We've rated each appliance for:
- performance, and
- ease of use.
The Thermomix has been around since the 1960s, when it first launched in Germany as a food processor. After many years of innovation, it found its way onto the Australia market in 2000, combining the functions of 10 appliances in one unit.
We first tested the Thermomix as a "first look" back in 2010. Since then a number of young pretenders have sought to topple the king of kitchen machines, and members have been clamouring for us to test their claims directly against the Thermomix and see whether it really does justify its high price.

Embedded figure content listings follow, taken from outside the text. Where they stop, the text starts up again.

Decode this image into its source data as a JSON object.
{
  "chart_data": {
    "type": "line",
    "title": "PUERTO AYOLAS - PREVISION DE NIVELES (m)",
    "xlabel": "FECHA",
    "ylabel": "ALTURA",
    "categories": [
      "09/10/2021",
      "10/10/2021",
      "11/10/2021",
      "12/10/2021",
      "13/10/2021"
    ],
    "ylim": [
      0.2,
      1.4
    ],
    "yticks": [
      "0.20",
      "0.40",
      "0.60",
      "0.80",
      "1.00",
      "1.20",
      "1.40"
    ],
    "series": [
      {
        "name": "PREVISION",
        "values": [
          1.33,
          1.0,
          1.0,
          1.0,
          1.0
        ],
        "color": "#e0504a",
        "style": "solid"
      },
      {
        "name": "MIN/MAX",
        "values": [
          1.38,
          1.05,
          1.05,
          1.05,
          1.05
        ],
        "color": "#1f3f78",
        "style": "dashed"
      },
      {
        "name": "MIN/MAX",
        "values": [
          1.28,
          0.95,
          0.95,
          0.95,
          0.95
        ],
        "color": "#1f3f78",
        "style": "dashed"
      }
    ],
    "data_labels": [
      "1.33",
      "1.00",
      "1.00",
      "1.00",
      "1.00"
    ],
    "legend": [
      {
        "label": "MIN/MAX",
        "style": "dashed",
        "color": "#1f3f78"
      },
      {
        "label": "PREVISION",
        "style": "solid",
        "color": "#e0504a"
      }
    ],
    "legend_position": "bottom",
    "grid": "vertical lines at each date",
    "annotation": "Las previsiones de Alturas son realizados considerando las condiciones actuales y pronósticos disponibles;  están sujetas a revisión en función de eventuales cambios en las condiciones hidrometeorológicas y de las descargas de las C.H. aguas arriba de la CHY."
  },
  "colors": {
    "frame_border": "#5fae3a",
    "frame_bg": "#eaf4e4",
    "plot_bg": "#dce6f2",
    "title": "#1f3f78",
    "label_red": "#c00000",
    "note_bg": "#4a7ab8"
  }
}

Our home economist, Fiona Mair, has tested these machines and is impressed with the performance of all of them. They are true multi-taskers that can chop, beat, mix, whip, grind, knead, mince, grate, juice, blend, heat, stir and steam. The Thermomix and Thermochef even have inbuilt scales.
For more information about benchtop appliances, see Kitchen.
We also looked at the Kenwood Cooking Chef - it's different in design to the other all-in-one machines and we felt it was unfair to compare it directly. It looks like a traditional Kenwood Chef benchtop mixer, but with an induction heating element that allows you to cook food in it as well. See What to Look For
, for more information about the Cooking Chef.
Brands and models tested
- Bellini Intelli Kitchen Master BTMKM510W
- ThermoChef Natura
- Thermomix TM31
How we test
Performance our home economist, Fiona Mair, assesses the functions of the kitchen machines by conducting a range of tests from chopping, to kneading, to braising and making risotto, steaming and crushing. A total of 16 tests are conducted on the machines and the results are averaged into the overall performance score.
Ease of use Fiona assesses how easy the controls are to use, the general ease of use of the machine and how easy it is to clean and store.